A growing body of evidence has associated the oral microbiome with gastric and oesophageal cancers. Micro-organisms such as Tannerella forsythia and Porphyromanos gingivalis are both organsims associated with these diagnoses and are typically associated with periodontal disease. The mechanism by which these organisms might cause cancer is undetermined, but is thought to be through a variety of pathways, such as the dehydrogenation of ethanol to acetaldehyde, resulting in DNA damage and mutation, as well as excessive proliferation of epithelium. Still, conclusions of these associations have historically been inconsistent due to variation in study design, exposure ascertainment and confounding adjustment. Recently published in the British Medical Journal, a large cohort, long-term follow-up prospective study has reported a clear association with periodontal disease and gastric and oesophageal cancer.

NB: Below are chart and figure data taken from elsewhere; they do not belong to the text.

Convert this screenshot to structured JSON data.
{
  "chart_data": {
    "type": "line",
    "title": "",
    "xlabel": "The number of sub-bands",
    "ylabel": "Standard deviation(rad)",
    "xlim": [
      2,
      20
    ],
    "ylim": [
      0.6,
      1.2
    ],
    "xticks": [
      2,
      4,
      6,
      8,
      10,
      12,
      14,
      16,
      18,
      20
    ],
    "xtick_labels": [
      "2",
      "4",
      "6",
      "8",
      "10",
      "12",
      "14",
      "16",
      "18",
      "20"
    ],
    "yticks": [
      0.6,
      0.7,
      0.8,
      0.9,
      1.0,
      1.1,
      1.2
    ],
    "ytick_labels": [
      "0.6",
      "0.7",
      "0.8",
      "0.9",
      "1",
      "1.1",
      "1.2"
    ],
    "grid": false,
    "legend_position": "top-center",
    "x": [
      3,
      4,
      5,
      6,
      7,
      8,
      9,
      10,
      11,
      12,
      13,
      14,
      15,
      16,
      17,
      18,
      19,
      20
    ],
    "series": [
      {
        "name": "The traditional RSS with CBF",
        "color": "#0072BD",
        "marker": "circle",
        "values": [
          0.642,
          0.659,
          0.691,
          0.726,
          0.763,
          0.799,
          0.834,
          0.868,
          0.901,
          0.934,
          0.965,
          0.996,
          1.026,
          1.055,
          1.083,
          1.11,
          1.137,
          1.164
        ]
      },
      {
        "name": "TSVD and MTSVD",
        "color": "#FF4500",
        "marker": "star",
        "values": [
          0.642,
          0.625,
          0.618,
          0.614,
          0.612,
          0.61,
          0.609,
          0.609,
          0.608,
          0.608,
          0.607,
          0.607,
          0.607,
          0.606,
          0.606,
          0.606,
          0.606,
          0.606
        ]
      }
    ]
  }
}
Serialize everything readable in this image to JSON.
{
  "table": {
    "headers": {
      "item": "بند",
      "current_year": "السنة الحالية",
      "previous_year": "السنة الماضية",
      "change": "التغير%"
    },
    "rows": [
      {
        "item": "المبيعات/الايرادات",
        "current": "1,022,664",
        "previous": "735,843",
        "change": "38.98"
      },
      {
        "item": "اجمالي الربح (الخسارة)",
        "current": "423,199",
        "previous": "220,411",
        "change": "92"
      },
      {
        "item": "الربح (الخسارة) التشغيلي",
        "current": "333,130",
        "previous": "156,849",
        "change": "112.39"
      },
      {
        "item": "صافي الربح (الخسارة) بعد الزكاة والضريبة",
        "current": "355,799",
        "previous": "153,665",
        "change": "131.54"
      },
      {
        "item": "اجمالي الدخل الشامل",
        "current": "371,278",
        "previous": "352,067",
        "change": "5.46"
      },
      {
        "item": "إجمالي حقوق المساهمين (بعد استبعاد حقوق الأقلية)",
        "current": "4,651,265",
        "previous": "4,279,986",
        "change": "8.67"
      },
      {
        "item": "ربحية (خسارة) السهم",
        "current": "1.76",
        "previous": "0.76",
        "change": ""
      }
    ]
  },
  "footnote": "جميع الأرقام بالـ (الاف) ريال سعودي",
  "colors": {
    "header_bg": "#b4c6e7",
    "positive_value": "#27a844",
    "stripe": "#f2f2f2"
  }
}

Enrolling 98, 459 women and 49,685 men, these patients were followed over 22-28 years, collecting dental history and cancer diagnoses. In total, 199 cases of oesophageal adenocarcinoma and 238 cases of gastric adenocarcinoma were reported. Having a history of periodontal disease was associated with a 43% and 52% increased risk of oesophageal adenocarcinoma (HR[95%CI]: 1.43[1.05-1.96], P= 0.02) and gastric adenocarcinoma (HR[95%CI]: 1.52[1.13-2.04], P= 0.006). Risk was also stratified by tooth loss, finding that compared to patients who had not lost any teeth, that patients who lost ≥2 teeth had an increased risk of 42% (HR[95%CI]: 1.42[1.00-2.03], P= 0.05) and 33% (HR[95%CI]: 1.33[0.95-1.86], P= 0.09), respectively. Furthermore, among patients with a history of periodontal disease, losing no teeth and losing ≥1 tooth were associated equally with the same increased risk of oesophageal cancer, at 59% (HR[95%CI]: 1.59[1.04-2.41], HR[95%CI]: 1.59[1.04-2.44], respectively). Conversely, these patients had different risks for gastric adenocarcinoma; patients with periodontal disease and no tooth loss had a risk of 50% (HR[95%CI]: 1.50[1.01-2.23]), whilst patients with ≥1 lost teeth had a risk of 68% (HR[95%CI]: 1.68[1.13-2.50]).
Although prospective research directly investigating the oral microbiome is still needed, these findings indicate oral microbiota as readily accessible, non-invasive biomarkers that may help identify patients at high risk.